Saturday, June 28, 2008

English Muffins and a Baby Sweater




Last night my cooking buddy asked if I ate tuna, and if so, could I save him the tins. This sounded quite familiar to me. Why? He says he's going to make Alton Brown's english muffins for an upcoming brunch we have slated. Well, I go to dig out my tins from the trash and notice that there is no way in heck he's going to get those new-fangled rounded bottoms off. So I look to see if I have any water chestnuts and pineapple and I do. Then I start thinking, gee, this all sounds familiar. I dig through cupboards and sure enough I find five of these already bottomless. Then I read the recipe and think, hmm, I have it all. So thinking a bit first, I read all the reviews (lots of people knew about the pineapple and water chestnut cans working - one poor soul sat with a hammer, chisel, screwdriver tryin to get the rounded bottoms out of the tuna cans .....) and, not meaning to steal any thunder, I thought I'd try them as I had everything ready and I haven't done them since I became a King Arthur flour fan. Then I set out to, a, make them not too fat, use some cornmeal in the bottom, etc. And yes, indeed, they take a lot longer than his 5-6 mins per side and the cast iron pans I'm using have to have the fire just barely on below them. The first ones turned out just a bit fatter than I'd like. The later ones look pretty darn good. It did make ten muffins. Bob wolfed three of them pretty quickly. Myself, though, I'd prefer more "nooks and crannies." But these will definitely do. I'd say the recipe is a keeper.

And this is my lastest finished object. A lacy baby sweater I made from a pattern in Knitting Pattern Central (Lacey Baby set). I changed up the lace pattern just to make it go quicker. And I picked up all around the front with a smaller needle and did a garter edge with buttonholes. And the hat is stinking adorable. I made the poppy from another baby set in Knitting Pattern Central baby patters (Poppy something or other) and used the bottom border pattern to make a simple beanie.

Sunday, June 22, 2008

I could do without summer

Well, if it would only cooperate and only get tops to 85, I wouldn't mind so much.

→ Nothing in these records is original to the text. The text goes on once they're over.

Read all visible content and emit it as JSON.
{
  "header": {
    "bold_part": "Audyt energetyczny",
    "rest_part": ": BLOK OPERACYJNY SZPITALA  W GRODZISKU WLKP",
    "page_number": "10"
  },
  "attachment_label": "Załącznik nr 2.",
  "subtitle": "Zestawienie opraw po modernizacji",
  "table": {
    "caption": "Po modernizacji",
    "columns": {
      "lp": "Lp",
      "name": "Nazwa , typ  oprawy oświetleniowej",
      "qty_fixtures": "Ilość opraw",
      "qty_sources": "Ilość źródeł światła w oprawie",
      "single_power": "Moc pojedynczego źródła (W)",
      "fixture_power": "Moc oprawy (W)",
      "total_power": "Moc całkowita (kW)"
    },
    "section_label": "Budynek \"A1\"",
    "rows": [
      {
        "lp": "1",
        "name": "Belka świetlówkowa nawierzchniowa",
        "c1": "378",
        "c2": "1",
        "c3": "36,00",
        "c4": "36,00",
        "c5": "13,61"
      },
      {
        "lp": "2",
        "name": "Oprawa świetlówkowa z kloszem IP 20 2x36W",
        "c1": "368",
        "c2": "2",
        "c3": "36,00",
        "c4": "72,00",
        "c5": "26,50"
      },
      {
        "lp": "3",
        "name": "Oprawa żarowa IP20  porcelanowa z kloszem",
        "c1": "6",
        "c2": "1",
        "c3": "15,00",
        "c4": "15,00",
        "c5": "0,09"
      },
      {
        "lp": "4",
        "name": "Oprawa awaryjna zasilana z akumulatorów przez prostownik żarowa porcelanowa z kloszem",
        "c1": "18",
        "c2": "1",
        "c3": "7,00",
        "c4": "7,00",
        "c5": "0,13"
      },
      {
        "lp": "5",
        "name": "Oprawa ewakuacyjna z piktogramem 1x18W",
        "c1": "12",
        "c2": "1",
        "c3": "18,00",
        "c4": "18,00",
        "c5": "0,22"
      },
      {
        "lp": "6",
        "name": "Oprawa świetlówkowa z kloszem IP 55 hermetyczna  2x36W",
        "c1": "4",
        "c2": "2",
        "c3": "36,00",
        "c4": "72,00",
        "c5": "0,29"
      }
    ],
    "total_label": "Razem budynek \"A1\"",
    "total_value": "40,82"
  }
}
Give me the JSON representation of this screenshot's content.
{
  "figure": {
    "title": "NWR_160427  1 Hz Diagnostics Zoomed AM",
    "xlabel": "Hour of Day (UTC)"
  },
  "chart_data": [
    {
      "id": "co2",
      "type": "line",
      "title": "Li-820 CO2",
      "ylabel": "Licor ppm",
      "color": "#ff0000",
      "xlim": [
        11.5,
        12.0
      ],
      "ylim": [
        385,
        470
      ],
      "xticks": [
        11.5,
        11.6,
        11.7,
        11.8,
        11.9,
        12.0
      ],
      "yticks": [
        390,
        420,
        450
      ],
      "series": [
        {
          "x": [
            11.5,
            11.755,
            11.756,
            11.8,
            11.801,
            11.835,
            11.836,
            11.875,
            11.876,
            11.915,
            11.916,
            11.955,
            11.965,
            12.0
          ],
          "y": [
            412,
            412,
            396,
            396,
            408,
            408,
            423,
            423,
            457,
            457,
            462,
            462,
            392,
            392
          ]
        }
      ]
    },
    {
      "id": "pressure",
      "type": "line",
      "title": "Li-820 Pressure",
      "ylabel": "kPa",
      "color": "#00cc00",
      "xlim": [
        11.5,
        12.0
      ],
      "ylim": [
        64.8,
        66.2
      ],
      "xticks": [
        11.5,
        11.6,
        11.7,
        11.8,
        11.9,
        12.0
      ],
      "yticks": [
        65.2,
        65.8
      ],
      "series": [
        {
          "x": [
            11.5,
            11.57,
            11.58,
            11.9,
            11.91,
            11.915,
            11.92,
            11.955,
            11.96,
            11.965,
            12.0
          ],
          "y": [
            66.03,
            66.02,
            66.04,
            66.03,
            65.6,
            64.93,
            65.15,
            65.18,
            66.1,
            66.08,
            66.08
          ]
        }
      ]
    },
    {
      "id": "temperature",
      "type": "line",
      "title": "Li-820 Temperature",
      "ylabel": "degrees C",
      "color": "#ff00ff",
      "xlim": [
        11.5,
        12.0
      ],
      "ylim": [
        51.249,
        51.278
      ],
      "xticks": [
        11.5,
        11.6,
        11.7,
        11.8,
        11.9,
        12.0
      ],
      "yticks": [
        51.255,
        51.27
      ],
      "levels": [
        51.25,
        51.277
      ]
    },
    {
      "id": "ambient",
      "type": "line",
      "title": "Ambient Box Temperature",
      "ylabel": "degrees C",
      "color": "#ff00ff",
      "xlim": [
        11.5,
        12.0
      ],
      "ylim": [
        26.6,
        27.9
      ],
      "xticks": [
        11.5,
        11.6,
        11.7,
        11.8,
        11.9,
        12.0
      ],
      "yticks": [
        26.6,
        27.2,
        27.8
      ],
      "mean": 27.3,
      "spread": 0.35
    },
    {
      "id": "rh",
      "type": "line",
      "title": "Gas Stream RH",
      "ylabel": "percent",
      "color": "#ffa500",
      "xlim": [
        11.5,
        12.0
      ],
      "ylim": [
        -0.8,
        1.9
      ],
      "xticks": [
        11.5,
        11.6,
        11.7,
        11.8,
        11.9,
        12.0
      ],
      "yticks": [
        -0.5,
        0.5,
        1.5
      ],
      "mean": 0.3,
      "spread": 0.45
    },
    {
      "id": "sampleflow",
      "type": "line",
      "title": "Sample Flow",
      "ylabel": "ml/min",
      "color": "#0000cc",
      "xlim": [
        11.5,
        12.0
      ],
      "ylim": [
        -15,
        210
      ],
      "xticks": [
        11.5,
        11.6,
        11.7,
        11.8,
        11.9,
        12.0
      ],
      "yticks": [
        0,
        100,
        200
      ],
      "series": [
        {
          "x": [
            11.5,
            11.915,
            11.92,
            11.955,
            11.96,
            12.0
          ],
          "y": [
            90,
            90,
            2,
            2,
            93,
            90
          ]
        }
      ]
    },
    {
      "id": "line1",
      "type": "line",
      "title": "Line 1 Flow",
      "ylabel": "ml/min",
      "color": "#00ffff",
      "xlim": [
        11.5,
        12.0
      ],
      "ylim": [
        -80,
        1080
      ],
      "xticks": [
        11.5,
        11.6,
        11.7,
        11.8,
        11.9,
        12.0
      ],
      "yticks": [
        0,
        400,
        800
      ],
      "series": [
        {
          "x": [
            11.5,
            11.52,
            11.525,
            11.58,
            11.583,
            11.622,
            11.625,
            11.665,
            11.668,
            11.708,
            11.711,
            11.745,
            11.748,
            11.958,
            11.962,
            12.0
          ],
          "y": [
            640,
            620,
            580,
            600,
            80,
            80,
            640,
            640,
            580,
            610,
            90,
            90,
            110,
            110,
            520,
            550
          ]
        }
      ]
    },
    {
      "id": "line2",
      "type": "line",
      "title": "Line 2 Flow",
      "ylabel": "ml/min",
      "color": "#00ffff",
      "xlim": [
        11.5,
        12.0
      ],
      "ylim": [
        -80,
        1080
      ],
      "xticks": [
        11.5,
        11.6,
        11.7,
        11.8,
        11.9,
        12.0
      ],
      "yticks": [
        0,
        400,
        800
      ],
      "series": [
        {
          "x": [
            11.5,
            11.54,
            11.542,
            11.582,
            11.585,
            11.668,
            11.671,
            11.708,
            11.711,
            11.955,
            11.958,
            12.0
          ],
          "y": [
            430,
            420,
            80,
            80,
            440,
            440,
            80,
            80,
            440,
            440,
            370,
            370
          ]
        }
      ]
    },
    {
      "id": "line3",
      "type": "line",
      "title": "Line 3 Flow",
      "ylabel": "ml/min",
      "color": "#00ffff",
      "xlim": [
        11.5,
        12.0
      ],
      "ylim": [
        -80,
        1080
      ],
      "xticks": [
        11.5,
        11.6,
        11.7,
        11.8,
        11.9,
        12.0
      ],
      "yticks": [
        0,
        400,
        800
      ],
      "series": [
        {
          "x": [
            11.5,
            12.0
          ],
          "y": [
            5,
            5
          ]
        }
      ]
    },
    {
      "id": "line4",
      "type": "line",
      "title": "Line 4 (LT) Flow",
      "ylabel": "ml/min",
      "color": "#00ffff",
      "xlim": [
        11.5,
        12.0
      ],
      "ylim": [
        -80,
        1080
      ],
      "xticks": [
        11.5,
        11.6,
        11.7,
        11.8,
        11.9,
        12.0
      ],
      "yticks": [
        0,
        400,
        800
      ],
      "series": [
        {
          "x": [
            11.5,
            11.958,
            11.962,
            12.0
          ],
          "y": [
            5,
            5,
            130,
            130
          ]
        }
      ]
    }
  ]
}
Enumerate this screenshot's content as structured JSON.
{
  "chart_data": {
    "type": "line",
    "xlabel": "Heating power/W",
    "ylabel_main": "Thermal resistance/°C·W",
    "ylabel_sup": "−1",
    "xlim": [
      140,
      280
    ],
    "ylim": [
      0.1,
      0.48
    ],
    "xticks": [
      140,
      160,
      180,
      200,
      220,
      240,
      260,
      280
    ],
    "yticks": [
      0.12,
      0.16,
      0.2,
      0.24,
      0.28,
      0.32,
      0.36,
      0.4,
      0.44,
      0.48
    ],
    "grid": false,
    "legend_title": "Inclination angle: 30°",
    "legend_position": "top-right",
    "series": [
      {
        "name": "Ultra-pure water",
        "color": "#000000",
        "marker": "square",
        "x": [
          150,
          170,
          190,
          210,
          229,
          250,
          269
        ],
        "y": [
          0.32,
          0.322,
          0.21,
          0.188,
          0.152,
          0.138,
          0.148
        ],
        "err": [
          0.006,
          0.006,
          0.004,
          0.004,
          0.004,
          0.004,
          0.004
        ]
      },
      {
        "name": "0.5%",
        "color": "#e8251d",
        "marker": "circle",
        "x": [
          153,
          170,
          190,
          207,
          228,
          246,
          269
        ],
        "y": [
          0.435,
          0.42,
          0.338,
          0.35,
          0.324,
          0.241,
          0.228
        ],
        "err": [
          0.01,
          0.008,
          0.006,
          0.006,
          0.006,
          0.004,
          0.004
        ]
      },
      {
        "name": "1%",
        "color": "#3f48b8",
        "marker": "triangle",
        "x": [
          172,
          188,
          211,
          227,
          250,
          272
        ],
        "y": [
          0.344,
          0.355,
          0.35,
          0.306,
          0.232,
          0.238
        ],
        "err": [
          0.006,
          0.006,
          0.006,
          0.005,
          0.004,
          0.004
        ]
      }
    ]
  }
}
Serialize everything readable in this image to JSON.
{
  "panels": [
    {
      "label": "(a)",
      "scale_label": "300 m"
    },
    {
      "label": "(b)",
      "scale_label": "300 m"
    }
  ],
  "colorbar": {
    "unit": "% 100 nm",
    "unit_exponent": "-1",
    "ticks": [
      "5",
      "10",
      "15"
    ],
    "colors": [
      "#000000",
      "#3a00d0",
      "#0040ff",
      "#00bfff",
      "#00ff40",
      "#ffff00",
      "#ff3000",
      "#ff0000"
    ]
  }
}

Since it's too hot to talk, I'll put up a pictorial of my summer so far.


I've sewn a bit, gardened a bit, put up some shelves, made a dress for Loosie. I'm not always that messy when I serge as it is in the Orange shirt - made this from Ottobre magazine - fits great. Made the pattern twice so far. The green top is a great pattern, but cheap fabric and it shows. I hope Loosie's frock isn't too loose. And the blue top is losing that tie belt. Fine when you stand, but once you sit and gravity does it's thing with the body, the belt shifts up to the chest and there's trouble.














Thursday, June 05, 2008

No time to play










But a few pics of some recent stuff. Here's Abi wearing this, as she calls it, "Hoochie" apron. She looks adorable. The grocery bags and I made a trek on foot to do the marketing, so I got not only a walk in, but some weight-bearing too - thought my arms were going to fall off. I sort of overdid the buying. That's my second peasant top, and I sort of used the same design in front. I did my first attempt at "shirring" on it. Finally got that elastic bobbin thing to work - but I sure didn't wind it by hand as they all tell you to. I just machine wound it, and it worked beautifully.




AND as far as these little soakers go, I think they're the cutest, most practical thing. They almost make me wish I had a baby to stick in them. If you don't know, these are to put over cloth diapers instead of rubber pants. This sounds weird, but you just keep using them for up to a couple weeks - rotating with another pair or two and only airing out between unless soiled. No, they don't smell. Hmmm or so they say.